Fonte: http://www.abpnoticias.org/images/pdf/documento_apoyo_trichi.pdf
Tradução: Partido Comunista Brasileiro (PCB)
[1] Uma análise relevante sobre o particular, e o desenvolvimento do paramilitarismo como “o trabalho sujo da contrainsurgência e contra-delinquência” alentada pelo Exército unido aos interesses de máfias, latifundiários, políticos tradicionais, pode ser lido no artigo de Estanislao Zuleta ‘’La Violencia Política en Colombia’’ Revista Foro, No. 12, Junho de 1990, págs. 11-21.
[2] Na Colômbia, “O papel do Estado tem sido, acima de tudo, o de garantir as condições para o crescimento dirigido pelo setor privado. \ A relação do Estado com o povo é, em consequência, de descuido e, em muitas regiões, de abandono. A modernização e expansão de um setor da economia foram feitas sem consideração alguma com os direitos e as necessidades da maioria da população”. (PEARCE Jenny, Colombia dentro del Laberinto, Altamir Ediciones, 1992, pág. 115.
[3] Desde antes de surgirem e se consolidarem os movimentos insurgentes na Colômbia, as Forças Armadas já estavam imbuídas de um profundo espírito anticomunista e de serviço ao capital nacional e transnacional. Um exemplo disso foi o Massacre das Bananeiras, em 1928, no qual o General Cortés Vargas, seguindo ordens do governo central, massacrou centenas de trabalhadores que, em greve, reclamavam melhores condições trabalhistas à United Fruit Company.
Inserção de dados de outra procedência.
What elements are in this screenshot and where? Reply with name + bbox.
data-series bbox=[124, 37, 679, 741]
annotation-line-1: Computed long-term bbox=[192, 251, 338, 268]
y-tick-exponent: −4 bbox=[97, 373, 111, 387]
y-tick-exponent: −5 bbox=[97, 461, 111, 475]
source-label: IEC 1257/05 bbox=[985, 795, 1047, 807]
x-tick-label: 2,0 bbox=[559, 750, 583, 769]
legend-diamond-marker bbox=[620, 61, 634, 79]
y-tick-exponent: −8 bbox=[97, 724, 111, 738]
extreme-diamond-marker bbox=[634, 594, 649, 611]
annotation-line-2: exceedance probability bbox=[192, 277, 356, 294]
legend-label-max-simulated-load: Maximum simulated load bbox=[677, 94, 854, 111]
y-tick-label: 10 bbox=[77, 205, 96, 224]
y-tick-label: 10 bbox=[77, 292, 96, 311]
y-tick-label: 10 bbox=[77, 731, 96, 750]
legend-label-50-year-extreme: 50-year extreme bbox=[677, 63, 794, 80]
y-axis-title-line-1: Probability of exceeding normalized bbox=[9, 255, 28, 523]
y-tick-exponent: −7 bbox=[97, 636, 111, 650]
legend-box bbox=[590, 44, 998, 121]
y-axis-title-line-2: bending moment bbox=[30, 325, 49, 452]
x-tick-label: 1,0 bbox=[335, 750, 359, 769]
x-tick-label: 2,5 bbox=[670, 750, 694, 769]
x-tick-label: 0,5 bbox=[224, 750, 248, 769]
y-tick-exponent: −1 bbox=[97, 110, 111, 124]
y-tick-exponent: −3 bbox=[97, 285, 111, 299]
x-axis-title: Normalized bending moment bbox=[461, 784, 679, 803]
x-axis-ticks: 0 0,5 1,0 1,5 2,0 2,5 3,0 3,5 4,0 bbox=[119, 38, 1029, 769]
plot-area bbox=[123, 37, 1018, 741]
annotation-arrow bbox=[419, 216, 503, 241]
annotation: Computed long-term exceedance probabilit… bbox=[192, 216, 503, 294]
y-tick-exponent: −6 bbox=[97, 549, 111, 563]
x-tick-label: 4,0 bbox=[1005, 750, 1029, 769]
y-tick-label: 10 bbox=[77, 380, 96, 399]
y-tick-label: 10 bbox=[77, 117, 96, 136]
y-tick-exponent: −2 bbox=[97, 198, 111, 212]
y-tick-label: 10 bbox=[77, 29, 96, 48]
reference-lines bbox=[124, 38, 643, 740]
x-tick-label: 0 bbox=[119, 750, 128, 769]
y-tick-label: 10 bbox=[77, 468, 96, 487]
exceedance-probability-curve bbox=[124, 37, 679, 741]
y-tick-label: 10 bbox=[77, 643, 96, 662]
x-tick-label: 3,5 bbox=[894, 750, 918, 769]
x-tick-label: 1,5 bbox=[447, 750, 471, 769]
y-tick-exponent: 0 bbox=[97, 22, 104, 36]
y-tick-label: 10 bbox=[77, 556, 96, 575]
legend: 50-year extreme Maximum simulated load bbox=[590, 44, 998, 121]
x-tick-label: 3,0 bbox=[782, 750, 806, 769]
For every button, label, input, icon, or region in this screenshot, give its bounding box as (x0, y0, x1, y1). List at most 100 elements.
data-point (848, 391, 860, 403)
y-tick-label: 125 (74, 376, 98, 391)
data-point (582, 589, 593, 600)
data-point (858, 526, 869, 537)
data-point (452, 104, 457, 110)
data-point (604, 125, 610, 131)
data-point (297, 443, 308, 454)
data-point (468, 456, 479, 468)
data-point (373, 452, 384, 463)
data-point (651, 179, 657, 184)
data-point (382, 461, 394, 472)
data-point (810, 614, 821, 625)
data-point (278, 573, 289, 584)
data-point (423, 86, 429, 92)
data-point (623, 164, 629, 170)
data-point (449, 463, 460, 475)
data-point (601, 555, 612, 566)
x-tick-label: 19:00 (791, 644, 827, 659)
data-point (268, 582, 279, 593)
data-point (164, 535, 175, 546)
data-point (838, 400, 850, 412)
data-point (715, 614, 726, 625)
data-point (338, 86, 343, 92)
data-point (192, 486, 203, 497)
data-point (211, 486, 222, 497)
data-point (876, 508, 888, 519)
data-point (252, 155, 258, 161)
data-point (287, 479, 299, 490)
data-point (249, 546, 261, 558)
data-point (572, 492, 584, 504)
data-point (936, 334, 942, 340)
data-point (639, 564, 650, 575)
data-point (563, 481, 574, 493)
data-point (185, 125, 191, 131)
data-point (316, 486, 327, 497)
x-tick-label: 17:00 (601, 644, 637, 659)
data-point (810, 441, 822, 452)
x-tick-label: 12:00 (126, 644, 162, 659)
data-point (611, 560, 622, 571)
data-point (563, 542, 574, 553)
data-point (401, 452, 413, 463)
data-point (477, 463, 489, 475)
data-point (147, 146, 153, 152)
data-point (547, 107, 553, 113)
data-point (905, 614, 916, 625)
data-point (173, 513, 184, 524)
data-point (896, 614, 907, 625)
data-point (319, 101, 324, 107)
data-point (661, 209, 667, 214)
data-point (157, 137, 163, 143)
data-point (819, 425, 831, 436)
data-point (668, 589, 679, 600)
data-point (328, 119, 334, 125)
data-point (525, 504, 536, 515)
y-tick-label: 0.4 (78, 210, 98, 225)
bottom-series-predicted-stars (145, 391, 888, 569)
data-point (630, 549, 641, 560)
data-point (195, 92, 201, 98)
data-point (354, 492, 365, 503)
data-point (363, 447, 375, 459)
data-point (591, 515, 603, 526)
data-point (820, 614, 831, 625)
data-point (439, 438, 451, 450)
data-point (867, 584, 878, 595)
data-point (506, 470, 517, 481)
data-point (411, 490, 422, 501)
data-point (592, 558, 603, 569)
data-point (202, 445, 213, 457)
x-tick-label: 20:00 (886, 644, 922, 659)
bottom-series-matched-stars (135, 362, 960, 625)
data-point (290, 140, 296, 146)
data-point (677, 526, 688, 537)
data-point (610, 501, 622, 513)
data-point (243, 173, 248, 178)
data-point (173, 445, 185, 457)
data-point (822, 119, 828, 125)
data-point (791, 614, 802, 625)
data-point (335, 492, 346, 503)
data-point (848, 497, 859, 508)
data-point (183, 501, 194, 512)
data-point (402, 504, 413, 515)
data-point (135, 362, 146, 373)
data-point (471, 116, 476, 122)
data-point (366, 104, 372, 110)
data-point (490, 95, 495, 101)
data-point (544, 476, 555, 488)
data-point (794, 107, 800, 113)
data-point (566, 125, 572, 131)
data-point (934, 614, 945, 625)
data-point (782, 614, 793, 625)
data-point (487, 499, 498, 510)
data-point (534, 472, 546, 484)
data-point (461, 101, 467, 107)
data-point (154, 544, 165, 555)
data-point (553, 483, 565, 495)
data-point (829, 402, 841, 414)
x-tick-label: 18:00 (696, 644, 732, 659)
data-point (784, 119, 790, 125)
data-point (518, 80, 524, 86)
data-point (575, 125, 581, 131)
[4] A emergência de uma nova ordem constitucional em 1991, produto dos acordos de paz com alguns movimentos insurgentes reinseridos, possibilitou a consagração do Estado Social de Direito e de mecanismos expeditos para tornar viável a reivindicação dos direitos fundamentais e a participação cidadã – habeas corpus, ações de tutela, ações populares, iniciativa popular, legislativa, revogação do mandato, etc. – Mas, no entanto, não se alterou no fundamental as prerrogativas da Força Pública, e muitos decretos nascidos das declarações de Estados de Sítio se mantiveram como legislação permanentes; ao mesmo tempo, se sentaram as bases do aprofundamento do modelo neoliberal.
[5] GIRALDO Javier S.J., El Terrorismo de Estado, en Justicia y Paz, Revista de Derechos Humanos, janeiro-março de 1997, pág. 14.
[6] A guerra irregular que empreendem os grupos insurgentes quando superam os mínimos humanitários contemplados no art. 3º, comum dos Convênios de Genebra e o Protocolo II, contribui com a degradação do conflito armado, servindo como pretexto para o desenvolvimento da guerra suja.
[7] La Guerra Moderna, Ejército de Colombia, Biblioteca del Ejército, Bogotá 1963, págs. 32 –33.
[8] Citado em Tras los Pasos Perdidos de la Guerra Sucia, Paramilitarismo y operaciones encubierta en Colombia. Ediciones NCOS, 1995, Bruxelas, pág. 18.